Going Big

Imagine, for a second, that the 120 people gathered in Davis Auditorium at the TEDxUVM lectures last Friday, plus the 544 people watching the live-stream video, were set to work calculating with paper and pencil what the world’s computers can calculate in one second.

How long do you suppose it would take them to do the same calculations? A thousand years? A million years? Not even close. If they had started calculating at the start of the Big Bang, with nary a snack or bathroom break, they wouldn’t be halfway done, if recent estimates in Science are correct.

And the corollary to this vast computing power is the vast amount of information now being produced and stored by our computers, satellites, cell phones and social media. A recent IBM estimate notes that at least ninety percent of all the information created by humanity has been produced in the last two years.

This is “big data,” according to the organizers of the TEDx event, “Big Data, Big Stories,” organized by UVM’s Complex Systems Center. And the effects, insights, problems and potential of all this information — the “big stories” — was the topic of the packed event’s 11 10-minute micro-lectures held at Fletcher Allen Health Care near campus.

Pattern recognition

In these “really data-rich worlds,” said UVM mathematician Peter Dodds — who organized the TEDx event along with his fellow mathematician Chris Danforth, roboticist Josh Bognard, and staffers Andi Elledge and Keri Toksu — something fundamental can change about how scientists do what they do.

When the data set gets big enough and the computers fast enough, Dodds said, instead of starting with a question, “there is a new way to approach things: which is simply that you have to go look for patterns, look for the shades, in these massive data sets.”

For example, in billions of Twitter tweets and blog posts, Dodds and his colleagues have found patterns of language that point to the rise and fall of the world’s mood. This discovery has allowed the scientists to create a near-real-time “hedonometer” — a happiness-measuring tool that can take the emotional pulse of places and groups of people around the world. Wednesday, not Monday, is the nadir of the workweek it seems. And the overall global “happiness signal” dropped, said Isabel Kloumann ’11 (one of Dodds's former students) during her TEDx talk, “corresponding to the time of the London riots breaking out.”

Call a robot

Who the scientist is may be changing too, under the storm of big data. In his talk, Mike Schmidt, a Cornell researcher, threw a clean curve of data points up on the screen and asked the audience to describe the equation that produced that pattern. The mathematically gifted in the group got it easily. “X squared,” someone shouted.

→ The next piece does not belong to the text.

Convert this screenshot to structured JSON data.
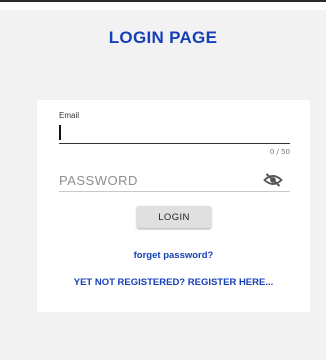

But as subsequent slides of data points got more complex, the audience was stumped. Into this kind of mess — or collections of data millions of times more messy — Schmidt would have researchers deploy a “new kind of artificial intelligence,” he says, “a robotic scientist” to fish out patterns from the seeming chaos.

As one example of this kind of silicon assistant, Schmidt has created a free software tool, Eureqa, that crunches raw experimental results and “distills out the fundamental mathematical properties of your data,” he says, “so that you come away with the model and deeper understanding of that data to help you ask the right questions.”

Ceci n’est pas une fish

If big data and fast computers are creating opportunity for new insights, the higher resolution and detail of the vast ocean of big data is also creating new challenges. Even headaches.

“With all this increased computing we are absolutely drowning in data,” said UVM’s Austin Troy, director of UVM’s Spatial Analysis Laboratory, in his TEDx talk, “and one of the types we are most drowning in is remote sensing data,” like that collected by satellites. Geographic images that once could only be resolved to a 30-meter-wide box labeled “forest,” can now be discerned as a specific maple tree with a broken branch.

In this case, the intelligence of computers can be the limiting factor rather than the breakthrough assistant. To explain, Troy put up side-by-side images of two bearded men. “I can tell within two seconds that that is George Carlin and that is Sigmund Freud,” he said, as the audience laughed. But for Troy to train a computer to recognize the difference would take “unbelievable amounts of time,” he said. Computers may be good at distilling mathematical approximations of data, but they don’t yet hold an old-fashioned candle to the human capacity for finding the gestalt.

In the same way, high-resolution images from space are providing an incredibly rich portrait of the planet — Troy showed a gorgeous image of the huge shadows of camels flowing across African desert and a tacky swimming pool in Nevada shaped like a tropical fish — but computers have been largely unable to pierce this raw data and find the camel or recognize the fish. Teaching computers to not work pixel by pixel, but, instead, to start to recognize the complex interplay of “shape, size, tone, pattern, texture, sight, and association,” Troy said, is one of the biggest challenges of big data.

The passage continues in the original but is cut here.